5. Drive agility – lead by example

Look at your organisation, review your processes and ask yourself if they’re as efficient as they could be.

Are they saving employees’ time or are they unnecessarily adding to their workloads? If it’s the latter, simplify your work processes.

HR expert Josh Bersin describes it as the kitchen drawer problem.

He says: “You look down at the kitchen drawer, and you find out that there’s a lot of stuff in there. How did all this get here? Are we using any of this anymore?

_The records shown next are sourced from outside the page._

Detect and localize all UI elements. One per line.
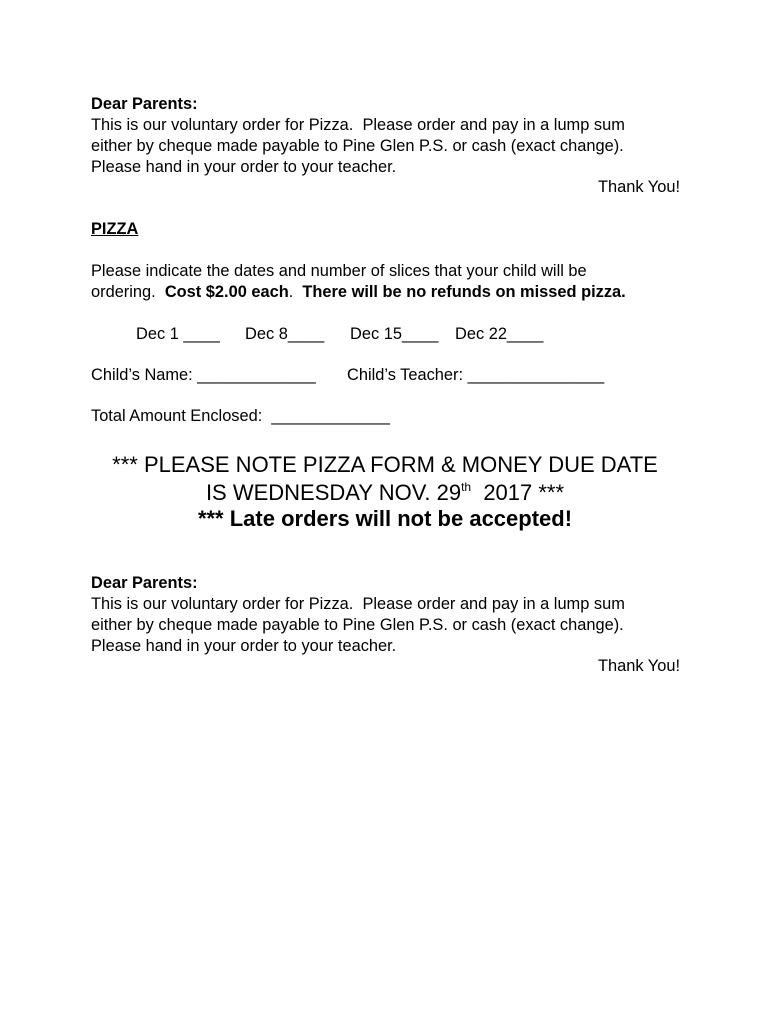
bottom-letter-line-1: This is our voluntary order for Pizza. Please order and pay in a lump sum xyxy=(91,595,625,613)
due-date-prefix: IS WEDNESDAY NOV. 29 xyxy=(205,480,462,505)
due-date-notice-line-2 xyxy=(0,479,770,506)
date-field-dec-15[interactable]: Dec 15____ xyxy=(350,325,439,343)
top-letter-line-2: either by cheque made payable to Pine Glen P.S. or cash (exact change). xyxy=(91,137,624,155)
child-teacher-field[interactable]: Child’s Teacher: _______________ xyxy=(347,366,605,384)
top-letter-line-1: This is our voluntary order for Pizza. Please order and pay in a lump sum xyxy=(91,116,625,134)
top-letter-line-3: Please hand in your order to your teacher. xyxy=(91,158,397,176)
due-date-ordinal: th xyxy=(461,480,472,494)
refund-text: There will be no refunds on missed pizza. xyxy=(302,283,626,301)
instructions-separator: . xyxy=(288,283,303,301)
date-field-dec-22[interactable]: Dec 22____ xyxy=(455,325,544,343)
top-sign-off: Thank You! xyxy=(597,178,680,196)
bottom-letter-line-2: either by cheque made payable to Pine Glen P.S. or cash (exact change). xyxy=(91,616,624,634)
cost-text: Cost $2.00 each xyxy=(164,283,289,301)
date-field-dec-1[interactable]: Dec 1 ____ xyxy=(136,325,220,343)
instructions-line-1: Please indicate the dates and number of slices that your child will be xyxy=(91,262,587,280)
due-date-suffix: 2017 *** xyxy=(471,480,565,505)
bottom-salutation: Dear Parents: xyxy=(91,574,198,592)
instructions-prefix: ordering. xyxy=(91,283,165,301)
child-name-field[interactable]: Child’s Name: _____________ xyxy=(91,366,316,384)
bottom-sign-off: Thank You! xyxy=(597,657,680,675)
pizza-heading: PIZZA xyxy=(91,220,139,238)
date-field-dec-8[interactable]: Dec 8____ xyxy=(245,325,325,343)
top-salutation: Dear Parents: xyxy=(91,95,198,113)
instructions-line-2 xyxy=(91,282,626,302)
bottom-letter-line-3: Please hand in your order to your teacher. xyxy=(91,637,397,655)
total-amount-field[interactable]: Total Amount Enclosed: _____________ xyxy=(91,407,390,425)
late-orders-warning: *** Late orders will not be accepted! xyxy=(197,506,573,531)
due-date-notice-line-1: *** PLEASE NOTE PIZZA FORM & MONEY DUE DATE xyxy=(112,452,658,477)
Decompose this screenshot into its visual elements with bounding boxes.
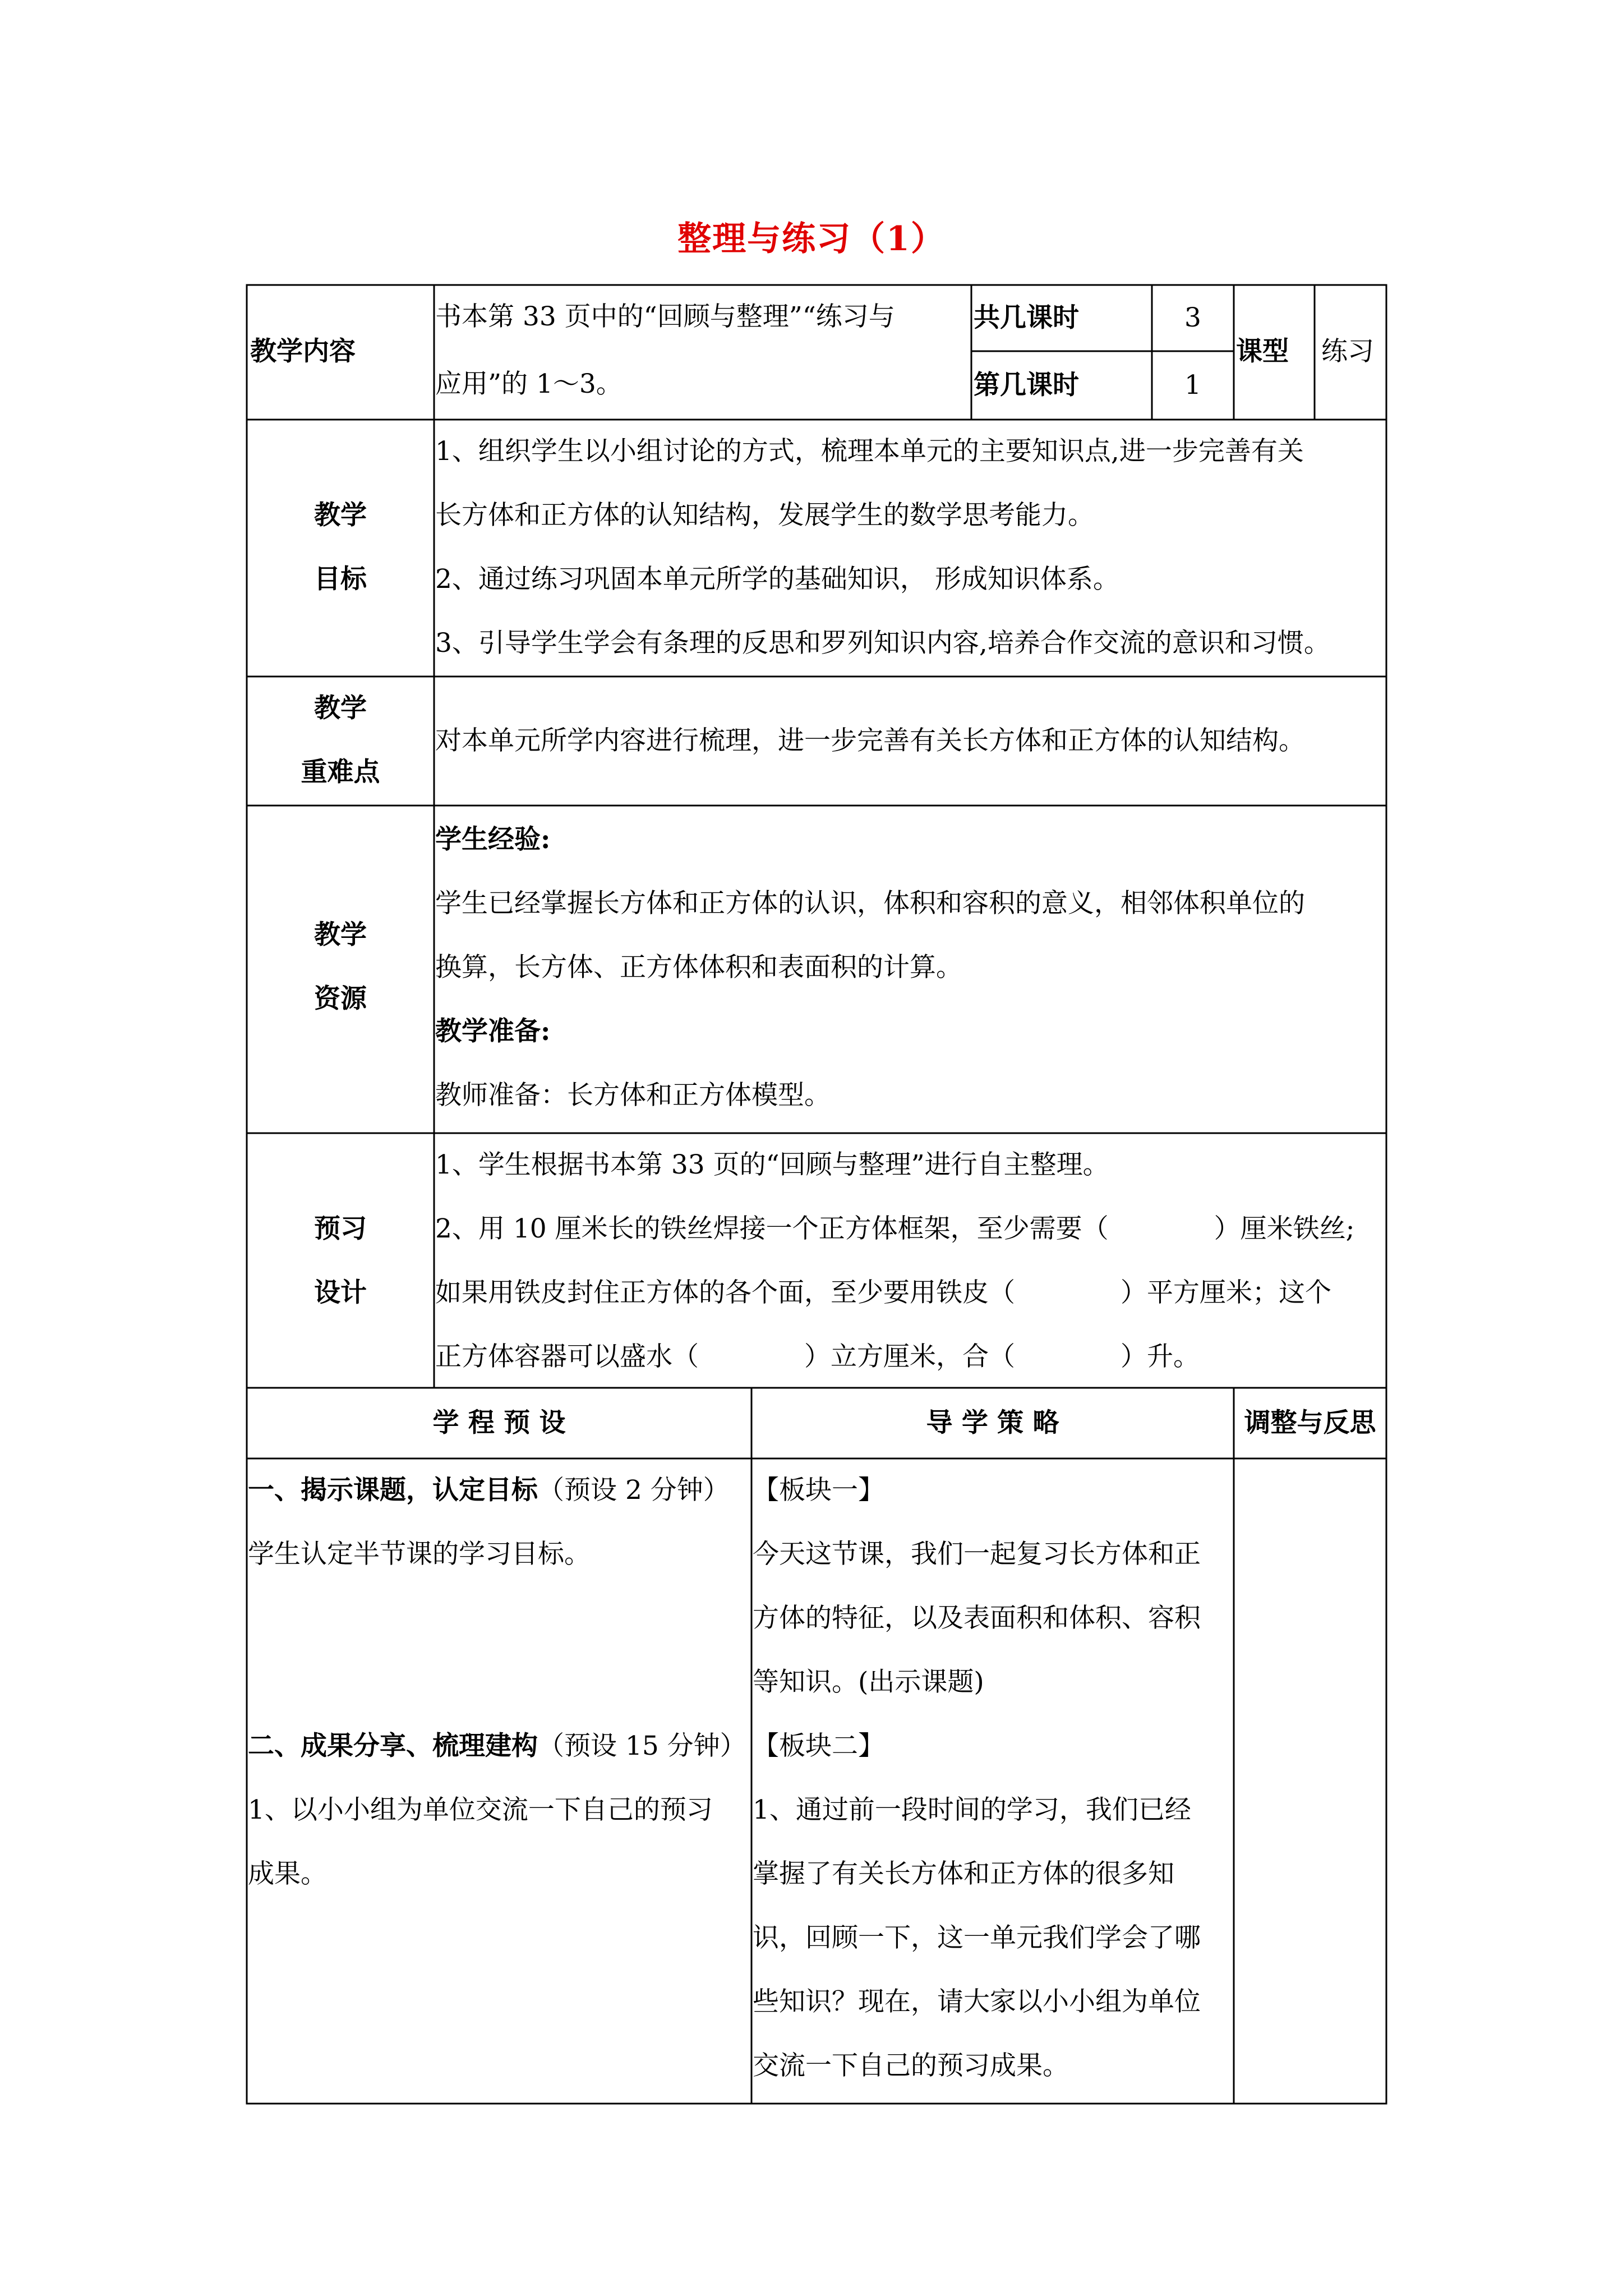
- content-text-line-2: 应用”的 1～3。: [435, 369, 623, 399]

“The answer is probably no, because every ‘new programme’ or ‘new idea’ is added to the pile of procedures, programmes, and systems we already have.”

He argues that we need to “focus on teams, not hierarchy”, adding: “Create accountability, not rules. Invest in growth, not promotion. And teach managers to listen, align, and support their teams.”

It’s fundamentally a cultural shift to a more agile way of working. 86% of HR leaders told us that they’re agile and speedy, and here’s a great opportunity for you to be brutal in simplifying your processes to make sure everyone’s time is being used as efficiently as possible.

6. Don’t forget to focus on wellbeing

Employees are over worked and already almost half have experienced burnout. If leaders don’t intervene, they really do risk putting productivity in jeopardy.

Signpost resources available to your people, whether it’s through counselling, exercise or mindfulness activities.

Other things you can do is to normalise flexible hours, enable workers to go to a quiet place in the office and promote regular rest breaks away from screens at home.

HR tech helps organisations to understand productivity

Hybrid work isn’t going anywhere.

But if organisations fight it and pull their employees back into the office on mass, it’s unlikely to positively impact productivity.

Instead, it’s vital for organisations to lean on HR tech. The people data can be communicated up to the c-suite, so they have visibility of what performance and productivity looks like across your entire workforce.

At the moment, just 46% of C-suite leaders say their organisation uses HR data to make decisions today.

Providing actionable insights to the C-suite will help to change that and enable organisations to take the guesswork out of productivity for good.